Wednesday, 4 November 2009

Osbornomics- the triumph of hope over reality

Don't worry there will be some Obama later. However, the piece I've written is more a reflection on where we are than a celebration of the victory itself. There was plenty of that last year and the early part of this year. Interestingly, looking back at the blog at that time I didn't write anything about his victory at all. I think that I'd just had enough, focusing instead on finishing the book. I still had a conclusion to write....

Anyway, the more prosaic business of the economy: people's jobs, homes and businesses.

Giles Wilkes at CentreReform has run some separate scenarios on the Conservative approach to solving the fiscal deficit and extracting the economy from recession. The Osborne strategy is to lift the burden from fiscal supports and let exports and capital investment take the strain.

It could work. It's just highly unlikely. In Slash and Grow. Spending cuts and economic recovery. Wilkes points out:
"Several organisations, from the CBI to the Bank of England, predict that the UK can only grow sustainably through net exports and business investment. Consumption, both by households and the government, needs to fall. But if these two elements (which tend to comprise 80-85% of the economy) are to remain stagnant, the other two will be left with a huge burden to carry.

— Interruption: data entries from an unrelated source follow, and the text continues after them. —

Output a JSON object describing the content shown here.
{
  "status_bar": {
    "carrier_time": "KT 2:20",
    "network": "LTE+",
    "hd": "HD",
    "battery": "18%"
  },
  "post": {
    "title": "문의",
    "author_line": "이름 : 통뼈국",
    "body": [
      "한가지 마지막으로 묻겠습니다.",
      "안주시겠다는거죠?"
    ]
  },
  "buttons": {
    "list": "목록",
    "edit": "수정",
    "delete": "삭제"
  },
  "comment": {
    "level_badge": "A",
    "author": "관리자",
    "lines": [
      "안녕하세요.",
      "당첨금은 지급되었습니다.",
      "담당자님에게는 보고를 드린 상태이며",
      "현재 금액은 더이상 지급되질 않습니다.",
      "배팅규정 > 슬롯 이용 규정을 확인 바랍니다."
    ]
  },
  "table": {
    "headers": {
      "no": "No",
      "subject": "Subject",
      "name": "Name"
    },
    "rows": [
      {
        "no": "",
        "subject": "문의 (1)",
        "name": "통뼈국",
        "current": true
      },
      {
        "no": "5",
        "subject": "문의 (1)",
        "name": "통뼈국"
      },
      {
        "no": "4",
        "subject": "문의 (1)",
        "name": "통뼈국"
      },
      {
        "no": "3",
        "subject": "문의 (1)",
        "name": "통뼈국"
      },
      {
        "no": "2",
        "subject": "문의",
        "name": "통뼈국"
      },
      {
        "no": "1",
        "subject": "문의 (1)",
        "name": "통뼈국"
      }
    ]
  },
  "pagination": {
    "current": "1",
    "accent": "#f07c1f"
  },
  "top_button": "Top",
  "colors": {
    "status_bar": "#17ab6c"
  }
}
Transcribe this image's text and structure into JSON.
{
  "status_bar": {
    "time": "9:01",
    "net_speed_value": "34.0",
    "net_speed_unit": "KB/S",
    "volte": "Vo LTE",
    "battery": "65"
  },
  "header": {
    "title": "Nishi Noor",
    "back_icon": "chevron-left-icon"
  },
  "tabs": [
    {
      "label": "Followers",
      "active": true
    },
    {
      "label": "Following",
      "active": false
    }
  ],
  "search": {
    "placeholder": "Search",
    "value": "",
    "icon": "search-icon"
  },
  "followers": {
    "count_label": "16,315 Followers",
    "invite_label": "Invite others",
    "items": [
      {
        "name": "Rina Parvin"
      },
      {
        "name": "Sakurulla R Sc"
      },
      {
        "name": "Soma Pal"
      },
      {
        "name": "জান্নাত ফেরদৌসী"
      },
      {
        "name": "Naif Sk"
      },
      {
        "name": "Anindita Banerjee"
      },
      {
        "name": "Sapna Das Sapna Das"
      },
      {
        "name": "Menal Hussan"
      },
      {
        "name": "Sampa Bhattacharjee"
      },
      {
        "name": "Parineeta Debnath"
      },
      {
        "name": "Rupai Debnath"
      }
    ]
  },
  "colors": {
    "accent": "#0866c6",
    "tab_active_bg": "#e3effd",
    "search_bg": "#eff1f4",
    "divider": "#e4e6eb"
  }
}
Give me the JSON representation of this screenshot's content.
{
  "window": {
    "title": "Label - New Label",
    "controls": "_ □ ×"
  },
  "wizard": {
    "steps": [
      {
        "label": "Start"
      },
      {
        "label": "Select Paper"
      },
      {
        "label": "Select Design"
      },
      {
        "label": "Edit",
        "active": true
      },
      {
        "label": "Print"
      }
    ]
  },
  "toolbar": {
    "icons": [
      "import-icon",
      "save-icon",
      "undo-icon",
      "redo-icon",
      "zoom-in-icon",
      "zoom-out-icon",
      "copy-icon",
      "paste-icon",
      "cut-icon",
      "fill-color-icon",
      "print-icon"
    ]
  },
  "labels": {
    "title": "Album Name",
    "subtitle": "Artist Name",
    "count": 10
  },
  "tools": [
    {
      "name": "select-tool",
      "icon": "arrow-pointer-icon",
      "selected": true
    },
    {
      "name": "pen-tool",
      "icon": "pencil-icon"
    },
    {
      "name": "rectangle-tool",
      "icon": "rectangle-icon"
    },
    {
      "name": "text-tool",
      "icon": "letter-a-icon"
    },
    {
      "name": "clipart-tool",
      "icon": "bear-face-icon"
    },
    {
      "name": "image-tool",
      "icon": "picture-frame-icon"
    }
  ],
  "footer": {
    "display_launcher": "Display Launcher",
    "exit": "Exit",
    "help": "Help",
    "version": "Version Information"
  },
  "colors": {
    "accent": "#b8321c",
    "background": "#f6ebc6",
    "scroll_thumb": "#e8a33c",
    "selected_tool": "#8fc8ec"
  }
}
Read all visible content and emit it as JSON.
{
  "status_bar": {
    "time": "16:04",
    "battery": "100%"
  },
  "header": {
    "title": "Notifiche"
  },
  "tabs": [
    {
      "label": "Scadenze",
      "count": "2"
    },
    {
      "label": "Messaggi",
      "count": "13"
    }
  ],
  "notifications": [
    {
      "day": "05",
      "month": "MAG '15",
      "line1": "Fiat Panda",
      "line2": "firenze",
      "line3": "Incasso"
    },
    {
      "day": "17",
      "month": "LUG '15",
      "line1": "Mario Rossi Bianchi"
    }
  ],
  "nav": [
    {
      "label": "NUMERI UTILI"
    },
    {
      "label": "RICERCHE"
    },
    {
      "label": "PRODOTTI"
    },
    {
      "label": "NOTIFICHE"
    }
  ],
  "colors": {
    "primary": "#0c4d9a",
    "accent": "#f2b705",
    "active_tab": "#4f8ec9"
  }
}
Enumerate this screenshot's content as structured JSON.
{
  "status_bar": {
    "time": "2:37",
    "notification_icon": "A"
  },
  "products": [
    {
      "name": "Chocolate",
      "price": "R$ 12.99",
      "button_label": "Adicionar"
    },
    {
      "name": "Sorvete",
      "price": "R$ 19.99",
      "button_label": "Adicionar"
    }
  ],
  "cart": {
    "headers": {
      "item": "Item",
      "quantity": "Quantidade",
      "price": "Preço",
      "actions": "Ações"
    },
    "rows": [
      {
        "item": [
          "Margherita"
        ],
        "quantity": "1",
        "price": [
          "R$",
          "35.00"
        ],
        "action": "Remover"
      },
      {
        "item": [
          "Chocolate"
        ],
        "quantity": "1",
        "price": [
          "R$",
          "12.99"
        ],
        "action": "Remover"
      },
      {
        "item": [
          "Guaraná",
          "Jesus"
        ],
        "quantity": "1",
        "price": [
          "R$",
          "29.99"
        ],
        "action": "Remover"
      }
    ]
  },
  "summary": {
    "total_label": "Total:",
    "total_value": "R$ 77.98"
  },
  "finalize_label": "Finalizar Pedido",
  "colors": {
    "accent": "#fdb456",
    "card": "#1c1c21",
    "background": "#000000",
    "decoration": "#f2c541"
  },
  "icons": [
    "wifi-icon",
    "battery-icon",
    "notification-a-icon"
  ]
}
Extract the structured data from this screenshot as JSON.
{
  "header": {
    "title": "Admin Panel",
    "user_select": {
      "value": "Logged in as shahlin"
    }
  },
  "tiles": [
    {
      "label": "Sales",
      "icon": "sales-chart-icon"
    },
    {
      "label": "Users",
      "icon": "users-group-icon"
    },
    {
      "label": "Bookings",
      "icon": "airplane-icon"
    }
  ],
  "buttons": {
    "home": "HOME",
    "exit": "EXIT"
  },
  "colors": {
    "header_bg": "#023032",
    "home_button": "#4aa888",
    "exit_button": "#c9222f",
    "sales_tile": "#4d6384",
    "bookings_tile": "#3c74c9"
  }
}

The highest 5 year contribution that capital investment and net exports have ever made was in the mid 1990s, when they added an average of 1.1 percentage points to annual growth.

An even more extraordinary performance will be needed if a future Conservative administration is to achieve budget sustainability by 2015. This is because, even with spending flat in real terms for five years, the gap will need to be closed by higher revenues, which require economic growth."
And remember, such a strategy would require there to be sufficient growth in world demand to take up the slack of the loss in domestic fiscal support. Other countries would also have to be pursuing strategies that were not similar to ours (everyone can't devalue all at once.) And the business sector would have to gear itself towards export markets very rapidly- this is in an economy that has a largely non-tradeable sector (Ocado can't deliver in Brussels.)

Moreover, capital investment- the second Tory anticipated economic recovery driver- is highly volatile. There is no way of predicting where it will head. It is one reason for a degree of caution in the imposition of tougher capital reserve requirements for banks- that may drain the markets of liquidity just as the recovery is gaining some pace. I must emphasise this is absolutely a short-term consideration. And you really have to wonder just how capital investment can expand at the 9% rate needed in Wilkes' Osborne scenario to get the deficit back to sustainability. The Government is not having to force Lloyds TSB and RBS to lend because they are desperate to anyway.....

This also assumes that there is a huge appetite for corporates to leverage themselves up again. There will be caution both with households and corporates if we look at, say, what happened in Japan in the 1990s and 2000s which bears some similarities to our current situation, i.e. it is a credit recession rather than an inflationary adjustment.

So what is likely to happen when fiscal supports are withdrawn?

Well, time to dust down my trusty old friend, Richard Koo, once again. Japan tried a premature fiscal consolidation in both 1997 and 2001 as I discussed a few weeks back. What was the result? Well, fiscal deficits actually increased and they precipitated a credit crunch and multiple banking failures as well.

What this means in practice is for George Osborne's highly optimistic, high risk scenario to work he needs an enormous amount of luck.

For what it's worth, my prediction? Should the Tories win and begin cutting expenditure immediately, Osborne will be forced to reverse his policy within a year or face a new economic/ fiscal crisis.

1 comment:

  1. Anthony

    Thanks for the mention, and for the record I agree: there might be a very quick turnaround once the Conservatives are in power and they 'own' the problem. In fact, I would actually repeat the verdict I made in 'a balancing act' - they may TALK down fiscal support, but they would actually engage in it, is my guess: it is just that because their economic oppositionism is all about tactics and nothing about strategy, they refuse to talk in opposition as if they were in government.

    The big unknown is the household sector. It may ride to their rescue again.